The Cheshire Cat: build your AI assistant with any Large Language Model
Extendible, model-agnostic and open source package for developing tailored AI architecture on top of most recent Large Language Models (LLM)

The Cheshire Cat framework changed a lot since this article was written. Copying and pasting the code in this article is not enough anymore. Sorry for these. Anyway, if you have any doubt you can jump in the Cat Discord channel and I’ll be glad to help you.

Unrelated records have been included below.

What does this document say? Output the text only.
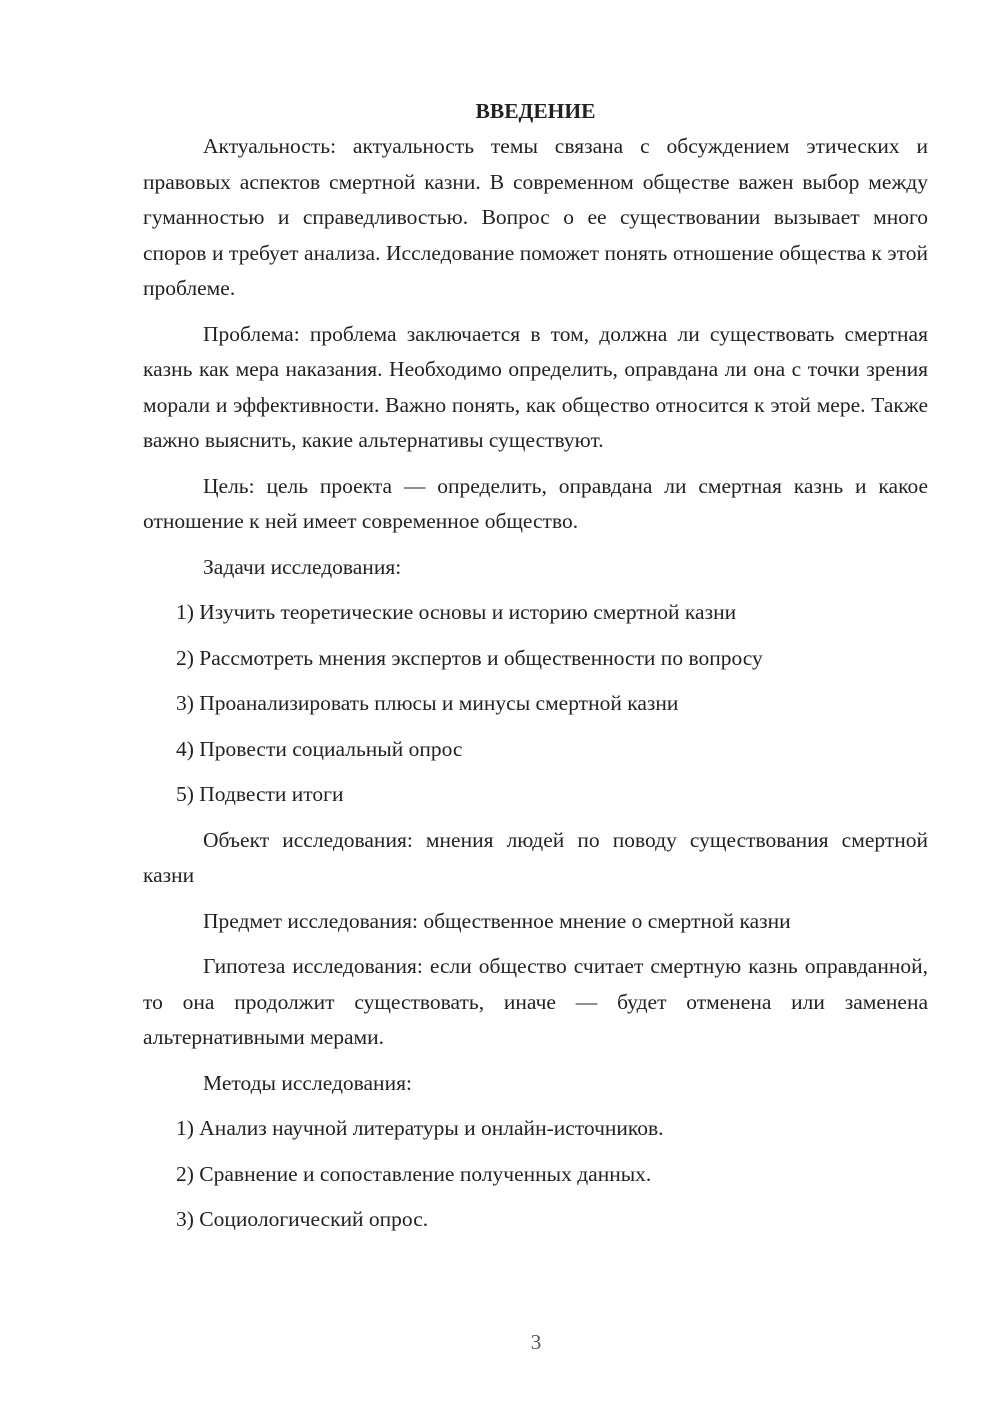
ВВЕДЕНИЕ

Актуальность: актуальность темы связана с обсуждением этических и правовых аспектов смертной казни. В современном обществе важен выбор между гуманностью и справедливостью. Вопрос о ее существовании вызывает много споров и требует анализа. Исследование поможет понять отношение общества к этой проблеме.

Проблема: проблема заключается в том, должна ли существовать смертная казнь как мера наказания. Необходимо определить, оправдана ли она с точки зрения морали и эффективности. Важно понять, как общество относится к этой мере. Также важно выяснить, какие альтернативы существуют.

Цель: цель проекта — определить, оправдана ли смертная казнь и какое отношение к ней имеет современное общество.

Задачи исследования:

1) Изучить теоретические основы и историю смертной казни

2) Рассмотреть мнения экспертов и общественности по вопросу

3) Проанализировать плюсы и минусы смертной казни

4) Провести социальный опрос

5) Подвести итоги

Объект исследования: мнения людей по поводу существования смертной казни

Предмет исследования: общественное мнение о смертной казни

Гипотеза исследования: если общество считает смертную казнь оправданной, то она продолжит существовать, иначе — будет отменена или заменена альтернативными мерами.

Методы исследования:

1) Анализ научной литературы и онлайн-источников.

2) Сравнение и сопоставление полученных данных.

3) Социологический опрос.

3
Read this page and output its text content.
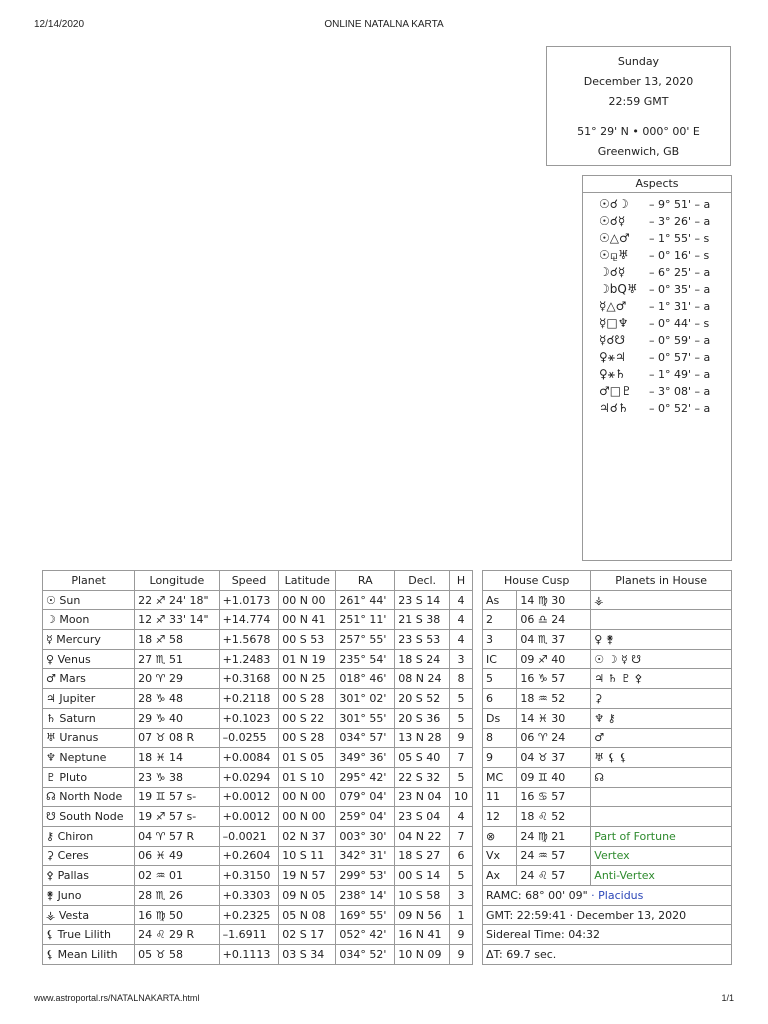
12/14/2020	ONLINE NATALNA KARTA
Sunday
December 13, 2020
22:59 GMT
51° 29' N • 000° 00' E
Greenwich, GB
Aspects
☉☌☽ – 9° 51' – a
☉☌☿ – 3° 26' – a
☉△♂ – 1° 55' – s
☉⚼♅ – 0° 16' – s
☽☌☿ – 6° 25' – a
☽bQ♅ – 0° 35' – a
☿△♂ – 1° 31' – a
☿□♆ – 0° 44' – s
☿☌☋ – 0° 59' – a
♀⚹♃ – 0° 57' – a
♀⚹♄ – 1° 49' – a
♂□♇ – 3° 08' – a
♃☌♄ – 0° 52' – a
Planet	Longitude	Speed	Latitude	RA	Decl.	H
☉ Sun	22 ♐ 24' 18"	+1.0173	00 N 00	261° 44'	23 S 14	4
☽ Moon	12 ♐ 33' 14"	+14.774	00 N 41	251° 11'	21 S 38	4
☿ Mercury	18 ♐ 58	+1.5678	00 S 53	257° 55'	23 S 53	4
♀ Venus	27 ♏ 51	+1.2483	01 N 19	235° 54'	18 S 24	3
♂ Mars	20 ♈ 29	+0.3168	00 N 25	018° 46'	08 N 24	8
♃ Jupiter	28 ♑ 48	+0.2118	00 S 28	301° 02'	20 S 52	5
♄ Saturn	29 ♑ 40	+0.1023	00 S 22	301° 55'	20 S 36	5
♅ Uranus	07 ♉ 08 R	–0.0255	00 S 28	034° 57'	13 N 28	9
♆ Neptune	18 ♓ 14	+0.0084	01 S 05	349° 36'	05 S 40	7
♇ Pluto	23 ♑ 38	+0.0294	01 S 10	295° 42'	22 S 32	5
☊ North Node	19 ♊ 57 s-	+0.0012	00 N 00	079° 04'	23 N 04	10
☋ South Node	19 ♐ 57 s-	+0.0012	00 N 00	259° 04'	23 S 04	4
⚷ Chiron	04 ♈ 57 R	–0.0021	02 N 37	003° 30'	04 N 22	7
⚳ Ceres	06 ♓ 49	+0.2604	10 S 11	342° 31'	18 S 27	6
⚴ Pallas	02 ♒ 01	+0.3150	19 N 57	299° 53'	00 S 14	5
⚵ Juno	28 ♏ 26	+0.3303	09 N 05	238° 14'	10 S 58	3
⚶ Vesta	16 ♍ 50	+0.2325	05 N 08	169° 55'	09 N 56	1
⚸ True Lilith	24 ♌ 29 R	–1.6911	02 S 17	052° 42'	16 N 41	9
⚸ Mean Lilith	05 ♉ 58	+0.1113	03 S 34	034° 52'	10 N 09	9
House Cusp		Planets in House
As	14 ♍ 30	⚶
2	06 ♎ 24	
3	04 ♏ 37	♀ ⚵
IC	09 ♐ 40	☉ ☽ ☿ ☋
5	16 ♑ 57	♃ ♄ ♇ ⚴
6	18 ♒ 52	⚳
Ds	14 ♓ 30	♆ ⚷
8	06 ♈ 24	♂
9	04 ♉ 37	♅ ⚸ ⚸
MC	09 ♊ 40	☊
11	16 ♋ 57	
12	18 ♌ 52	
⊗	24 ♍ 21	Part of Fortune
Vx	24 ♒ 57	Vertex
Ax	24 ♌ 57	Anti-Vertex
RAMC: 68° 00' 09" · Placidus		
GMT: 22:59:41 · December 13, 2020		
Sidereal Time: 04:32		
ΔT: 69.7 sec.		
www.astroportal.rs/NATALNAKARTA.html	1/1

Thank you!
In this blog, I would like to bring you my little experience with this tool, showing two minimal working examples on how to extend the current version with custom functions.
Overview
The best way to take a first step to understand the Cheshire Cat is this video by the author. However, here I’m shortly summarizing how it’s made.
Cheshire Cat comes from the famous character of Alice in Wonderland and is an AI architecture built on top of a LLM (e.g. ChatGPT, Cohere, Alpaca and so on). Yet, this project extends these models capability.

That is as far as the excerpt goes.